Glacing over your code I see the method
/**
* Download the client.
*/
static void downloadFile() {
try {
URL url2 = new URL("http://lostredemption.com/LostRedemption.jar");
InputStream in = new BufferedInputStream(url2.openStream());
ByteArrayOutputStream out = new ByteArrayOutputStream();
byte[] buf = new byte[1024];
int n = 0;
while (-1 != (n = in .read(buf))) {
out.write(buf, 0, n);
}
out.close();
in .close();
byte[] response = out.toByteArray();
FileOutputStream fos = new FileOutputStream(directory);
fos.write(response);
fos.close();
//openDownloadClient();
}
catch (IOException e) {
JOptionPane.showMessageDialog(null, "Unable to download latest client. Please check your internet connection and try again.", "Error", JOptionPane.ERROR_MESSAGE);
closeProgram();
}
}
Nice job catching the exception and showing the user but you never told yourself what the error was. This is why most programs have error logs!
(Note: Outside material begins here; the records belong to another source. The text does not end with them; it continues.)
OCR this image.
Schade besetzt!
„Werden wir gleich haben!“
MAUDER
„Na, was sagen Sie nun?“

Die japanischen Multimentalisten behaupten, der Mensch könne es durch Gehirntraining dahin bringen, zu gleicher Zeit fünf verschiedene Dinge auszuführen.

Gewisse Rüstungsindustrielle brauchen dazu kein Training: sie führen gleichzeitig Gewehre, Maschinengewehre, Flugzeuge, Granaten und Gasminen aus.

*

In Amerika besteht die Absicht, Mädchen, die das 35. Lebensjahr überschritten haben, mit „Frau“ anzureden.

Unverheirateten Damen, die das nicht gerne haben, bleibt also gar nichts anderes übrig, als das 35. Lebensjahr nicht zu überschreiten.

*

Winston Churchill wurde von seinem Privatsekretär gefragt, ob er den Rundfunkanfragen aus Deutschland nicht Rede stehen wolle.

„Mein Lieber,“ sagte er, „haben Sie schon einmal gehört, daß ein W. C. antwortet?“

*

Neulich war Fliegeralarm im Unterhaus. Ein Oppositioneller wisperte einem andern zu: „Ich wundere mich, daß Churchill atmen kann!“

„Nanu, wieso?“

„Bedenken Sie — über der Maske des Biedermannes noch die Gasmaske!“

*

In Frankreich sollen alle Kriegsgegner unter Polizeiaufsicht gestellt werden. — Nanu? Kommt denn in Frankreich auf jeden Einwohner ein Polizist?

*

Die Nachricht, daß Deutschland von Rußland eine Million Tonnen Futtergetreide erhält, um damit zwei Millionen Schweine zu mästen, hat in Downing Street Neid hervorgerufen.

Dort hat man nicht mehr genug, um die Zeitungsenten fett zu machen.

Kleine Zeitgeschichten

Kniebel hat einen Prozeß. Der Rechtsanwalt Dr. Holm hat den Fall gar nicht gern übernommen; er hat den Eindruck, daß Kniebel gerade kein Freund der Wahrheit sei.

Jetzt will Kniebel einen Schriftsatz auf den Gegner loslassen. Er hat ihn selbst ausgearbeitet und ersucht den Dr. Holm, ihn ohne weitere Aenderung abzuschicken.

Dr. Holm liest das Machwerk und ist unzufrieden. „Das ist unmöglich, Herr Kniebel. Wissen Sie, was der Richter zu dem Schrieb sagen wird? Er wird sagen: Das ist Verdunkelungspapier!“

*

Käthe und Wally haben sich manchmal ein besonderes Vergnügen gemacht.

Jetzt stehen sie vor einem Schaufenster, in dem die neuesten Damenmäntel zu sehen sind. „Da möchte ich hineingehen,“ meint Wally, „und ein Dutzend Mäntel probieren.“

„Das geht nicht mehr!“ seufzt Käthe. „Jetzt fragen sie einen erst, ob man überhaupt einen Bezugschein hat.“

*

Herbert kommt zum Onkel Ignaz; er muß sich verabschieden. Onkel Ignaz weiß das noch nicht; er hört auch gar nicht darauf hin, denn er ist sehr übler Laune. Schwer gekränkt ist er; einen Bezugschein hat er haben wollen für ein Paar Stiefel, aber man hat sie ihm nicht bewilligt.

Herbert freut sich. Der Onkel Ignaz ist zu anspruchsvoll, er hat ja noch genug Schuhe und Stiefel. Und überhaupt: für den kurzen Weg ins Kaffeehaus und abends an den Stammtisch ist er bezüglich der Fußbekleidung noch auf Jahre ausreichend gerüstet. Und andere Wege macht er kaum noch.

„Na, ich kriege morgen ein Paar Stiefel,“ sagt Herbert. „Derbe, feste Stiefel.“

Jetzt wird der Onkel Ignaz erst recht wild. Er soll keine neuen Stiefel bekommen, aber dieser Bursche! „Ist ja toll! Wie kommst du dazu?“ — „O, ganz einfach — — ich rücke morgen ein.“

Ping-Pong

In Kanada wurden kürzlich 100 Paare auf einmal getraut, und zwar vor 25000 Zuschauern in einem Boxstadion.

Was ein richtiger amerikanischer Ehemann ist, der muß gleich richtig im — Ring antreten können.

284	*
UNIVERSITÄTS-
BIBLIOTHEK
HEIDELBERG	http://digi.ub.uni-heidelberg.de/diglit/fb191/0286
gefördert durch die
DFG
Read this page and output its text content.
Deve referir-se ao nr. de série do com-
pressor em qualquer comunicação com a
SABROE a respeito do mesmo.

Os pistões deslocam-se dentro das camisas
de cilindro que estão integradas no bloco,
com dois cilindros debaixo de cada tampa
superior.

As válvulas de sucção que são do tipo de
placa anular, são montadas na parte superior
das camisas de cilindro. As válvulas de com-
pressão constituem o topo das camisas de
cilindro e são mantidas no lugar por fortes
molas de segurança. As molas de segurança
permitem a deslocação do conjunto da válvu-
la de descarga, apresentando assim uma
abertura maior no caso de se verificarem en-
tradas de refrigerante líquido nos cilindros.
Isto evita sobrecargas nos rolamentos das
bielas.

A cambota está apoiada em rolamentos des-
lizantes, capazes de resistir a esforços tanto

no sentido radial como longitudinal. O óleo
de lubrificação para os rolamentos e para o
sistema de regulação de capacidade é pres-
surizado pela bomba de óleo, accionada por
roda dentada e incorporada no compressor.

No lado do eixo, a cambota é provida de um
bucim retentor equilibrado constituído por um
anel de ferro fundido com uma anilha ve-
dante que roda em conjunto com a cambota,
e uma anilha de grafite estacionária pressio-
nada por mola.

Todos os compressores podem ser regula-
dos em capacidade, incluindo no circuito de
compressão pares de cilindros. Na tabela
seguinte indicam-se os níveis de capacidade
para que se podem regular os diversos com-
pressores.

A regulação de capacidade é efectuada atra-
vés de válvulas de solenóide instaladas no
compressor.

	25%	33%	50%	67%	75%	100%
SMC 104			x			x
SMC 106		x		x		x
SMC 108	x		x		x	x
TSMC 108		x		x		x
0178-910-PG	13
Just by simply putting a System.out.println(e);
I can see this error message:
java.io.IOException: Server returned HTTP response code: 403 for URL: http://lostredemption.com/LostRedemption.jar
Great now I search Java URL open Stream 403
in Google and voila top result on Google will yeild: Server returning 403 for url openStream() the first answer in that SO question will get your program working
URL url2 = new URL("http://lostredemption.com/LostRedemption.jar");
HttpURLConnection httpcon = (HttpURLConnection) url2.openConnection();
httpcon.addRequestProperty("User-Agent", "Mozilla/4.0");
ReadableByteChannel rbc = Channels.newChannel(httpcon.getInputStream());
FileOutputStream fos = new FileOutputStream(directory);
fos.getChannel().transferFrom(rbc, 0, Long.MAX_VALUE);
Remember always look at your error messages before you do any research.